The Israeli leader’s latest broadside against the United States appeared to be set off by comments made by Secretary of State Hillary Clinton on Sunday, that the United States is “not setting deadlines” on Iran diplomacy.
“We are not setting deadlines,” Clinton said in an interview with Bloomberg News Sunday. “We have always said every option was on the table, but we believe …the diplomatic effort …but also pressure …[are] by far, the best approach to take at this time.”
The comment appeared to infuriate Netanyahu, who spoke in English as he lambasted international calls for Israeli restraint at a press conference with visiting Bulgarian Prime Minister Boyko Borisov Tuesday. His tirade also followed the urging of restraint and vows of international resolve by a parade of European foreign ministers to Israel in recent weeks.
“Now if Iran knows that there is no red line, if Iran knows that there is no deadline, what will it do?” Netanyahu said.
But former Israeli Defense Force Chief of Staff Gen. Dan Halutz, speaking Tuesday in Washington, said that it would be a mistake to publicly spell out “red lines” on Iran–as Israeli political leaders are imploring the White House to do.
“Red lines are red the moment one is drawing them,” Halutz said at the Brookings Institution Saban Center for Middle East Studies Tuesday. “But at the time to take a decision, the color is not red. The situation is changing all the time. We live in a very dynamic world….You cannot stick to the decision to act accordingly later.”

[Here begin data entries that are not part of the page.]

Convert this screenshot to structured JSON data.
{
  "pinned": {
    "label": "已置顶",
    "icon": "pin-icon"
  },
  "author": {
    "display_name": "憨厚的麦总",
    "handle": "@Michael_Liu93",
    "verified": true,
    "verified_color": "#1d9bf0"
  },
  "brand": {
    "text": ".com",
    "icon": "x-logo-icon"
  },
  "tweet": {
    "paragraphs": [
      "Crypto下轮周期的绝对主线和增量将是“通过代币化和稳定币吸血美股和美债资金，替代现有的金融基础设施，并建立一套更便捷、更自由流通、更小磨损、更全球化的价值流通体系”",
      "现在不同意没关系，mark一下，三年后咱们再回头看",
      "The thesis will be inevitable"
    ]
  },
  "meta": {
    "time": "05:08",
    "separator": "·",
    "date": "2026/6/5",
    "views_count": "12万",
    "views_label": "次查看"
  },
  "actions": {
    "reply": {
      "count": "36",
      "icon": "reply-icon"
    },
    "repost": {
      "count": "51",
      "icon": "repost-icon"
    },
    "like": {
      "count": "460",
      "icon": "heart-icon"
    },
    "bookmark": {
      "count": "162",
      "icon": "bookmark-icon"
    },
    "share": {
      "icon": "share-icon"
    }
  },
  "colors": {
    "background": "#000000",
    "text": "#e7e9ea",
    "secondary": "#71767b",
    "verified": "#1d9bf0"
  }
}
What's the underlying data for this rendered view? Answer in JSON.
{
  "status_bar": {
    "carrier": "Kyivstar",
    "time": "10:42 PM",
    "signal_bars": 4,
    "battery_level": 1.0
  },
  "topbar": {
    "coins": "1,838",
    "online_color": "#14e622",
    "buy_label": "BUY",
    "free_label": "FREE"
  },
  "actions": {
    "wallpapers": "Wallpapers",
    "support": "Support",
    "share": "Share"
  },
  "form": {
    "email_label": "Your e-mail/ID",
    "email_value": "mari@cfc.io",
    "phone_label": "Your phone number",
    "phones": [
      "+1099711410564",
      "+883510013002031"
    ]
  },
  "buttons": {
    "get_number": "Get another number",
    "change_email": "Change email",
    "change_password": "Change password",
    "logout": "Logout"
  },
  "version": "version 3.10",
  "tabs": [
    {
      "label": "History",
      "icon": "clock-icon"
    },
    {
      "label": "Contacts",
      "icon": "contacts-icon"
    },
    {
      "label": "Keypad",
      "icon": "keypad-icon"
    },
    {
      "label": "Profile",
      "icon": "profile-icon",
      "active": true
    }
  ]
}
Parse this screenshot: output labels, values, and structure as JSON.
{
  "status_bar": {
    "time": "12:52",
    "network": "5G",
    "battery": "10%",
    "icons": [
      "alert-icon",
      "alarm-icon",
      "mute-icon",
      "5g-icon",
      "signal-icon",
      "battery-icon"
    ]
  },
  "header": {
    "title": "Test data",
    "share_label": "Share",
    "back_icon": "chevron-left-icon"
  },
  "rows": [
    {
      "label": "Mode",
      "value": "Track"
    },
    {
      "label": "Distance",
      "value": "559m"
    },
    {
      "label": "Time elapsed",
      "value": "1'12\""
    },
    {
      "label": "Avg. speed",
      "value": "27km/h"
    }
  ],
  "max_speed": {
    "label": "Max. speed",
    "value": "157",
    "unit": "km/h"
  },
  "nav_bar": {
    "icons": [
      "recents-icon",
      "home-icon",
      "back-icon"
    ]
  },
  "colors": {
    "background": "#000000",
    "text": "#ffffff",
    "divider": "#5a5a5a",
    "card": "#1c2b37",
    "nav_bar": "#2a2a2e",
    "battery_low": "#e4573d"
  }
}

Furthermore, Hallutz said, it is better to “keep some uncertainty on the other side” about what the red lines are, to not let them know exactly what the “borders” are, that they might approach or bypass.
Netanyahu is expected to address the United Nations General Assembly in New York September 28th.
American officials remain uncertain what Israeli intentions are on Iran, or if there is anything Obama could say, publicly or privately, that would satisfy Israeli political leaders. Obama has repeatedly vowed that he will not allow Iran to develop a nuclear weapon.
Halutz, for his part, said he did not expect an Israeli military strike on Iran before the US presidential election November 6th.
“My feeling is, no one is going to surprise no one in the near future,” Halutz said.
(Photo: Israeli Prime Minister Benjamin Netanyahu speaks during a news conference in Jerusalem September 11, 2012. Netanyahu ramped up on Tuesday threats to attack Iran, saying if world powers refused to set a red line for Tehran’s nuclear programme, they could not demand that Israel hold its fire. REUTERS/Gali Tibbon/Pool)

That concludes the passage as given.